Sequentially processing file in threadpool executor

1.2k views Asked by At

we use JDK 7 watchservice to watch directory which can have xml or csv files. These files are put in threadpool and later on processed and pushed into database.This application runs for ever watching the directory and keeps processing files as and when available. XML file are small and does not take time, however each csv file can contain more than 80 thousand records so processing takes time to put in database. Java application give us outofmemory error when there are 15 csv files getting processed from threadpool. Is there any way where when csv files comes into threadpool, it can be serially processed i.e only one at a time.

3

There are 3 answers

0
Sachin Thapa On

I would take a different route to solve your problem, I guess you have everything right except when you start reading too much data into memory.

Not sure how are you reading csv files, would suggest to use a LineReader and read e.g. 500 lines process them and then read next 500 lines, all large files should be handled this way only, because no matter how much you increase your memory arguments, you will hit out of memory as soon as you will have a bigger file to process, so use an implementation that can handle records in batches. This would require some extra coding effort but will never fail no matter how big file you have to process.

Cheers !!

0
Katona On

You can try:

  1. Increase the memory of JVM using the -Xmx JVM option
  2. Use a different executor to reduce the number of processed files at a time. A drastical solution is to use a SingleThreadExecutor:

    public class FileProcessor implements Runnable {
        public FileProcessor(String name) { }
        public void run() {
            // process file
        }
    }
    
    // ...
    ExecutorService executor = Executors.newSingleThreadExecutor();
    // ...
    
    public void onNewFile(String fileName) {
        executor.submit(new FileProcessor(fileName));
    }
    
0
Gray On

Java application give us outofmemory error when there are 15 csv files getting processed from threadpool.

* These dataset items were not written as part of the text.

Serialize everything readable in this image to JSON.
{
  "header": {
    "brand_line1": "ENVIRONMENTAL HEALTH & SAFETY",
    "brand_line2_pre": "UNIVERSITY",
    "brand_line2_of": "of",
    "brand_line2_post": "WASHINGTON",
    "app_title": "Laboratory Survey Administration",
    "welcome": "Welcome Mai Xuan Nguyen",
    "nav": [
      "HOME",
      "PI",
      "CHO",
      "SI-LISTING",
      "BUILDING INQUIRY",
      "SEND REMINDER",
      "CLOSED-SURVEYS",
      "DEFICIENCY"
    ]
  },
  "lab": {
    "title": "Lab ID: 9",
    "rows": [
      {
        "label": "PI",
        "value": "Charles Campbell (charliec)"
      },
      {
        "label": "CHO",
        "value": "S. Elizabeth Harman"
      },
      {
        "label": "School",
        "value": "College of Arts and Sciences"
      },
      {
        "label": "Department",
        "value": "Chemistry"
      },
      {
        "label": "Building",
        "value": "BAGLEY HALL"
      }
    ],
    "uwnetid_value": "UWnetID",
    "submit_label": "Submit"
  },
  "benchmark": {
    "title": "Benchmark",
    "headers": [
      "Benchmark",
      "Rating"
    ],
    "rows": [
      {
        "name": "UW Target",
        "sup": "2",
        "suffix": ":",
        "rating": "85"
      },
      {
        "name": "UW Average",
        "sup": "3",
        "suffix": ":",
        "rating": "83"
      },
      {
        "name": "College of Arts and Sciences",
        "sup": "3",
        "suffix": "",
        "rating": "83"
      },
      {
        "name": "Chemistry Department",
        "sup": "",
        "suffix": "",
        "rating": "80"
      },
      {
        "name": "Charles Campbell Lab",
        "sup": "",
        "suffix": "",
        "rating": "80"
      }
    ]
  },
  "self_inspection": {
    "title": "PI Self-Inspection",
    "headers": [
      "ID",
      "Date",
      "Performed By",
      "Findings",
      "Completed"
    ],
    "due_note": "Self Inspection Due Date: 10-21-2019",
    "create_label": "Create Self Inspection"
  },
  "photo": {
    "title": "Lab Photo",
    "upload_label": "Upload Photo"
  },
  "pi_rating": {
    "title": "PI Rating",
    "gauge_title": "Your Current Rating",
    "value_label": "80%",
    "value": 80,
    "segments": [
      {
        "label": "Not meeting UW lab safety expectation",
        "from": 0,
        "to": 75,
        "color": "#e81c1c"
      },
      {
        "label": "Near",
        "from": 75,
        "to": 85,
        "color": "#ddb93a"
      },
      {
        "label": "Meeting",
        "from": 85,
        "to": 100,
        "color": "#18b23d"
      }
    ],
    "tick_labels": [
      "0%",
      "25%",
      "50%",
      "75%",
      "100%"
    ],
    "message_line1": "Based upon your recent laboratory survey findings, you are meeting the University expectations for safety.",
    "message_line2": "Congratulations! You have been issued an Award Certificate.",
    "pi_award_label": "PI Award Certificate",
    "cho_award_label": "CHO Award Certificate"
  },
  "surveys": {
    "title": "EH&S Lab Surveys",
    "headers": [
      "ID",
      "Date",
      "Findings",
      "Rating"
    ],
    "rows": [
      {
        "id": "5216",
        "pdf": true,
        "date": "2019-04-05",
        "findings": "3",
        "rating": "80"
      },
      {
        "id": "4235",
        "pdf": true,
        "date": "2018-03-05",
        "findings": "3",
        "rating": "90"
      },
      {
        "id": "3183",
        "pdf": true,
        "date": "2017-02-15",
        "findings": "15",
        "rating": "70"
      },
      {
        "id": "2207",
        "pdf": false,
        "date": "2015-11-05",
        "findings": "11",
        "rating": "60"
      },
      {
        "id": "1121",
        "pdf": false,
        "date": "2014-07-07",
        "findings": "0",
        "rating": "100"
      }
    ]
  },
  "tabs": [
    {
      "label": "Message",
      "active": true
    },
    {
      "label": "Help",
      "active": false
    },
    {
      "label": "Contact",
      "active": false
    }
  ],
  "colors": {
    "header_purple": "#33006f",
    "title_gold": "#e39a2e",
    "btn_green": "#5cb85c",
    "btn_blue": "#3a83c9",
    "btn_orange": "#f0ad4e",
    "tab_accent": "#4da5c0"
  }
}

Is there any way where when csv files comes into threadpool, it can be serially processed i.e only one at a time.

If I'm understanding, you want to stop adding to the pool if you are over some threshold. There is an easy way to do that which is by using a blocking-queue and the rejected execution handler.

See the following answer:

Process Large File for HTTP Calls in Java

To summarize it, you do something like the following:

// only allow 100 jobs to queue
final BlockingQueue<Runnable> queue = new ArrayBlockingQueue<Runnable>(100);
ThreadPoolExecutor threadPool =
    new ThreadPoolExecutor(nThreads, nThreads, 0L, TimeUnit.MILLISECONDS, queue);
// we need our RejectedExecutionHandler to block if the queue is full
threadPool.setRejectedExecutionHandler(new RejectedExecutionHandler() {
       @Override
       public void rejectedExecution(Runnable r, ThreadPoolExecutor executor) {
           try {
                // this will block the producer until there's room in the queue
                executor.getQueue().put(r);
           } catch (InterruptedException e) {
                throw new RejectedExecutionException(
                   "Unexpected InterruptedException", e);
           }
    }
});

This will mean that it will block adding to the queue and should not exhaust memory.